What Namma city needs is for men to show solidarity with women, for women to not remain silent anymore and for the state’s security apparatus to respond to this raging issue.
The recent spate of molestation horrors in Bengaluru has forced citizens to question the State Government and city police’s capability to provide world-class safety and security measures not just for women, but for all citizens. Thousands of citizens who registered their protest on Saturday by joining a silent human chain along Brigade Road (where the New Year’s Eve shocker took place) is testimony to the fact that Bengaluru has had enough – enough of being taken for granted at the hands of the Government.
What Namma city needs is for men to show solidarity with women, for women to not remain silent anymore and for the state’s security apparatus to respond to this raging issue, which if ignored could put Bengaluru on the map of unsafe cities in the world.

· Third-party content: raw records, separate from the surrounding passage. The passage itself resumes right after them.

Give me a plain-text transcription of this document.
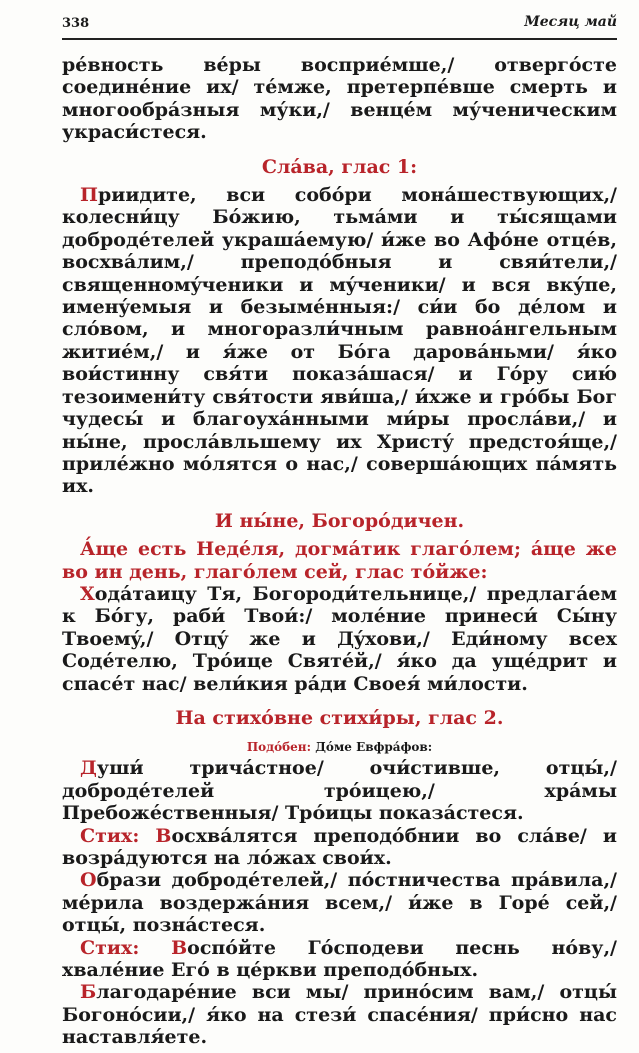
338	Месяц май

ре́вность ве́ры восприе́мше,/ отвергóсте соедине́ние их/ те́мже, претерпе́вше смерть и многообра́зныя му́ки,/ венце́м му́ченическим украси́стеся.

Сла́ва, глас 1:

Приидите, вси собóри мона́шествующих,/ колесни́цу Бóжию, тьма́ми и ты́сящами добродéтелей украша́емую/ и́же во Афóне отцéв, восхва́лим,/ преподóбныя и свяи́тели,/ священномýченики и мýченики/ и вся вкýпе, именýемыя и безымéнныя:/ си́и бо дéлом и слóвом, и многоразли́чным равноа́нгельным житиéм,/ и я́же от Бóга дарова́ньми/ я́ко вои́стинну свя́ти показа́шася/ и Гóру сию́ тезоимени́ту свя́тости яви́ша,/ и́хже и грóбы Бог чудесы́ и благоуха́нными ми́ры просла́ви,/ и ны́не, просла́вльшему их Христý предстоя́ще,/ приле́жно мóлятся о нас,/ соверша́ющих па́мять их.

И ны́не, Богорóдичен.

А́ще есть Неде́ля, догма́тик глагóлем; а́ще же во ин день, глагóлем сей, глас тóйже:

Хода́таицу Тя, Богороди́тельнице,/ предлага́ем к Бóгу, раби́ Твои́:/ молéние принеси́ Сы́ну Твоемý,/ Отцý же и Дýхови,/ Еди́ному всех Содéтелю, Трóице Святéй,/ я́ко да ущéдрит и спасéт нас/ вели́кия ра́ди Своея́ ми́лости.

На стихóвне стихи́ры, глас 2.
Подóбен: Дóме Евфра́фов:

Души́ трича́стное/ очи́стивше, отцы́,/ добродéтелей трóицею,/ хра́мы Пребожéственныя/ Трóицы показа́стеся.

Стих: Восхва́лятся преподóбнии во сла́ве/ и возра́дуются на лóжах свои́х.

Образи добродéтелей,/ пóстничества пра́вила,/ ме́рила воздержа́ния всем,/ и́же в Горé сей,/ отцы́, позна́стеся.

Стих: Воспóйте Гóсподеви песнь нóву,/ хвалéние Егó в цéркви преподóбных.

Благодарéние вси мы/ прино́сим вам,/ отцы́ Богонóсии,/ я́ко на стези́ спасéния/ при́сно нас наставля́ете.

Is that something you want? Is that something Bengaluru or for that matter any other city deserves?
State government needs to increase surveillance capacity
In the past, several molestation cases have been reported on Brigade Road and MG Road during the time of New Year. Not just that, the city has also witnessed other dreadful cases of rape and sexual harassment. Year after year, the number is only skyrocketing, with the government sadly taking no concrete measures to prevent such occurrences.
It may also be recalled that the 2014 blast at Church Street too left us all shell-shocked. And despite such an outrageous attempt to dismantle the city’s security apparatus, the least the government should have done is to up the surveillance capacity across the city. It’s really bewildering to see that none of the CCTVs on MG Road and Brigade road saw what the media photographers were able to shoot. It begs a very important question on our preparedness to thwart or even solve any future attempts like the Church Street bomb attack.
From functional CCTV cameras to round-the-clock police personnel stationed in prime localities – the government must be more proactive to ensure citizens are protected from all types of crime.
Remarks by Home Minister ‘deplorable’
Home Minister G Parameshwara’s comment, “Youngsters try to copy westerners not only in mindset, but even the dressing, so some disturbance like girls getting harassed are kind of things that happen,” only added more fuel to the fire.
Inhuman. Ridiculous. Appalling. We may fall short of adjectives to describe such remarks, but this kind of thought process among those who lead our city will only plunge Bengaluru into further chaos. The minister later clarified “Women have equal rights. I have stressed on women and child safety. City police following leads and will take necessary action suo moto.” But this came a little too late and immediately he went onto allege a conspiracy to defame Bengaluru. Such diversionary tactics don’t bode well. We need to acknowledge the issue we have at hand and deal with it firmly. The elected government of the day is duty bound to uphold the constitution and provide security to all its citizens.
How safe will next year’s celebrations be?
What Bengaluru needs is for the leadership to chalk out a way forward to ensure such horrors do not recur. What Bengaluru needs is for the police to step up and find a practical solution to tackle issues related to sexual harassment. Above all, what Bengaluru needs is for citizens to stand by each other and register their concerns with those who are expected to not just make the law, but also protect it.